Her father didn’t want to rebel, and neither does she.
She just can’t keep herself from arguing.
(She thinks about those old rebel songs Dalal and Bittor sang, though. The ones about hope. Until now she only needed hope once before, and it did make her stronger, smarter, better.)
“You like it, Your Glory,” Nielle says with a laugh. It breaks the tension, and Iriset meets Amaranth’s gaze for a moment, then looks away.
“Maybe I do,” Amaranth admits. “But we’re making Singix uncomfortable.”
The princess demurs. “I cannot follow the shades of your argument, Your Glory… That is all.”
Anis says, “We hear you watched His Glory in line with the army. Was he all you hoped for?”
Singix’s eyes widen at the bold talk.
“Garnet,” Iriset puts in, her turn to distract, “is extremely masculine in his form and beauty.”
“Isn’t he,” Anis says with a groan. Sidoné laughs again.
Her Glory reaches for her body-twin and pokes her in the ribs.
Ziyan says, “He is not so lovely as our glorious Ama.”
“That’s right,” Amaranth says slowly and seductively. The pull of Her Glory’s falling force curls around Iriset’s lower spine.
“I am pleased with the beauty of the Vertex Seal,” Singix says suddenly, and quickly, as if having gathered her courage, it needed to express itself hard and fast.
Amaranth looks directly at Singix. “He has never been with anyone, so you must be gentle with him when the time comes.”
“Never?” Iriset can’t help the outburst.
“His is a taxing job, and any favor he bestowed would mean more than a kiss, so he must be overcautious. Besides,” Her Glory snorts lightly, “my brother’s body is a temple for Aharté, and denial is apparently a form of Silence.”
“Discipline,” Iriset murmurs, thinking back to the confrontation between Amaranth and the Holy Peace.

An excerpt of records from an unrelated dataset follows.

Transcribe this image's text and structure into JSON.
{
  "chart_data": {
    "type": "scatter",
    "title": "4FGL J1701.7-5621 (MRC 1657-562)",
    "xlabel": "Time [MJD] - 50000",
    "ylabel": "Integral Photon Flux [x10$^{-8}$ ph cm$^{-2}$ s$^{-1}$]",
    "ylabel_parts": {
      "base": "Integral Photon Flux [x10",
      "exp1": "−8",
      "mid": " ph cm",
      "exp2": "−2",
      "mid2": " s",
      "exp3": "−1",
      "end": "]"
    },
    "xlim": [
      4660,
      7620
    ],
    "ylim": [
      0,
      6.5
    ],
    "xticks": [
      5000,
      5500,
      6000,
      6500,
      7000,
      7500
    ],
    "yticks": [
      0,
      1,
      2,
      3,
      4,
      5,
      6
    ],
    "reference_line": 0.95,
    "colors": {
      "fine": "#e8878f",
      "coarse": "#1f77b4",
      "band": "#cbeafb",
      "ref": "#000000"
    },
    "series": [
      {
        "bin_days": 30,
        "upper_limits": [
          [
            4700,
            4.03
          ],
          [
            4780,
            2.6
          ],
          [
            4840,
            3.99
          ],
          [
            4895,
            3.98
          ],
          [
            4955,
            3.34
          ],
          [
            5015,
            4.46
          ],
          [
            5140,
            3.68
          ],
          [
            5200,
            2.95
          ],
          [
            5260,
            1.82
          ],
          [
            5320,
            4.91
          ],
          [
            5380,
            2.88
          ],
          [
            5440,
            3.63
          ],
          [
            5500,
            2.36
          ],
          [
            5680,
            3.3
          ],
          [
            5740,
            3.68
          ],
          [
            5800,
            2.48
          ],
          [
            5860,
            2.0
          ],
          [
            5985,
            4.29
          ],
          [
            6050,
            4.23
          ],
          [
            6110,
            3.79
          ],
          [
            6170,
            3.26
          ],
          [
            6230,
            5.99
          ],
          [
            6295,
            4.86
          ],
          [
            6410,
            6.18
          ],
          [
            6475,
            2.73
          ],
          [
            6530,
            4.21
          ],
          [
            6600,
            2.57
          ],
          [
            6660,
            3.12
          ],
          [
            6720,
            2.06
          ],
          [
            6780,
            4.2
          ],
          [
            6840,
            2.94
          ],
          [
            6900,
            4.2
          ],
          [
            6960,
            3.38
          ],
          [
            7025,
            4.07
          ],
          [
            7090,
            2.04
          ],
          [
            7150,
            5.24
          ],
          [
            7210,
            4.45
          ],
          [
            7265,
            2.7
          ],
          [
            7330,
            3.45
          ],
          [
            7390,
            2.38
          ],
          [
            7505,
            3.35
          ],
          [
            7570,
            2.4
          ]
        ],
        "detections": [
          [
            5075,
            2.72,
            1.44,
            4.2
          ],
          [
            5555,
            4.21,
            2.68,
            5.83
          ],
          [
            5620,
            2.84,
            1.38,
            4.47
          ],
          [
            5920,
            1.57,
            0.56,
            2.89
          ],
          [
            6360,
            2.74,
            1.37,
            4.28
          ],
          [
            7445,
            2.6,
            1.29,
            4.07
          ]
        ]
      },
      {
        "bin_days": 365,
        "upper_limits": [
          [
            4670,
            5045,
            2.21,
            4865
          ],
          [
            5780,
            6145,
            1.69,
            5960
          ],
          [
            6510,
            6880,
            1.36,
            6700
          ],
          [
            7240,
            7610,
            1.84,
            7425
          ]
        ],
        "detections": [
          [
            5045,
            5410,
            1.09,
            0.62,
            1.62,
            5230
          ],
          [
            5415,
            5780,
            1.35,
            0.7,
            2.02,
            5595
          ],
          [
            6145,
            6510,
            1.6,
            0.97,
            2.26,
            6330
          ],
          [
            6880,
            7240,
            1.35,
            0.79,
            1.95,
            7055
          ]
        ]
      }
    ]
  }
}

Amaranth nods meaningfully. She wants a priest more like her on the privilege council.
Sidoné says, “Tragic, that both children of the great lover Diaa of Moonshadow are celibate. Until marriage, at least.”
Iriset lifts her eyebrows; she doesn’t believe it of Amaranth. She’s seen the way Her Glory touches Beremé mé Adora, and Sidoné.
“If I took lovers…” Her Glory’s voice smooths out, lulling and drawing of its own accord, without the encouragement of falling force.
“I could use those favors for the good of the empire and manipulate in ways my brother does not have the core to do. And I would take all the pleasure shared and regift it to the Moon-Eater. Like a harvest.”
“A harvest from which all the empire would benefit.” Anis sighs.
Amaranth reaches across the shaded tiles and brushes her finger along Anis’s jaw, not quite chiding nor quite a promise.